“You remember me, then,” said the old man, quietly.

“From the first,” said Edward, “although your image took the fantastic aspect of the bewilderment in which I then was; and now that I am in clearer state of mind, it seems yet stranger that you should be here. We two children thought you translated, and people, I remember, whispered dark hints about your fate.”

“There was nothing wonderful in my disappearance,” said the old man. “There were causes, an impulse, an intuition, that made me feel, one particular night, that I might meet harm, whether from myself or others, by remaining in a place with which I had the most casual connection. But I never, so long as I remained in America, quite lost sight of you; and Doctor Grimshawe, before his death, had knowledge of where I was, and gave me in charge a duty which I faithfully endeavored to perform. Singular man that he was! much evil, much good in him. Both, it may be, will live after him!”

Redclyffe, when the conversation had reached this point, felt a vast desire to reveal to the old man all that the grim Doctor had instilled into his childish mind, all that he himself, in subsequent years, had wrought more definitely out of it, all his accompanying doubts respecting the secret of his birth and some supposed claims which he might assert, and which, only half acknowledging the purpose, had availed to bring him, a republican, hither as to an ancestral centre.

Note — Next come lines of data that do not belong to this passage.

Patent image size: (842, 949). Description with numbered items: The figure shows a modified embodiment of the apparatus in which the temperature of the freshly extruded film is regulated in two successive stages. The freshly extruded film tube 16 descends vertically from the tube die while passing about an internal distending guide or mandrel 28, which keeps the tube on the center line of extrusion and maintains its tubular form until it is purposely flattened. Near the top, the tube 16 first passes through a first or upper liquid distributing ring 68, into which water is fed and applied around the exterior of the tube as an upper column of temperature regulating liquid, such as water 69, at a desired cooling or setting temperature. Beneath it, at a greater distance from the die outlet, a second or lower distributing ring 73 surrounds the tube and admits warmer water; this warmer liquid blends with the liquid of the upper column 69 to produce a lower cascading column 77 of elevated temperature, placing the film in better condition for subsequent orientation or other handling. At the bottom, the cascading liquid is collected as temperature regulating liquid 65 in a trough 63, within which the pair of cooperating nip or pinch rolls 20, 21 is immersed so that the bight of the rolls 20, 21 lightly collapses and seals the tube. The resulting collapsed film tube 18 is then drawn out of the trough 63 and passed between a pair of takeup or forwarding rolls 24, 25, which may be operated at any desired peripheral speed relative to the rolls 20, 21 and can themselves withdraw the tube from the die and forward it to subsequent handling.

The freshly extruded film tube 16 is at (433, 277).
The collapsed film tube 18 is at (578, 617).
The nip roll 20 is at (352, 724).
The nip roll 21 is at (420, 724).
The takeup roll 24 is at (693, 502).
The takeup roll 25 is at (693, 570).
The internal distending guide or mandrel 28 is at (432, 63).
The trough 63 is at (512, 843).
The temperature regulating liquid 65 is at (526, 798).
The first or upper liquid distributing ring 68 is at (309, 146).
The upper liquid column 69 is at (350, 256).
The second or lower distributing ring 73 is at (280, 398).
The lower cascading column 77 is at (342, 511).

He even fancied that the benign old man seemed to expect and await such a confidence; but that very idea contributed to make it impossible for him to speak.

“Another time,” he said to himself. “Perhaps never. It is a fantastic folly; and with what the workhouse foundling has since achieved, he would give up too many hopes to take the representation of a mouldy old English family.”

“I find my head still very weak,” said he, by way of cutting short the conversation. “I must try to sleep again.”


CHAPTER XIV.

The next day he called for his clothes, and, with the assistance of the pensioner, managed to be dressed, and awaited the arrival of the surgeon, sitting in a great easy-chair, with not much except his pale, thin cheeks, dark, thoughtful eyes, and his arm in a sling, to show the pain and danger through which he had passed. Soon after the departure of the professional gentleman, a step somewhat louder than ordinary was heard on the staircase, and in the corridor leading to the sick-chamber; the step (as Redclyffe’s perceptions, nicely attempered by his weakness, assured him) of a man in perfect and robust health, and of station and authority. A moment afterwards, a gentleman of middle age, or a little beyond, appeared in the doorway, in a dress that seemed clerical, yet not very decidedly so; he had a frank, kindly, yet authoritative bearing, and a face that might almost be said to beam with geniality, when, as now, the benevolence of his nature was aroused and ready to express itself.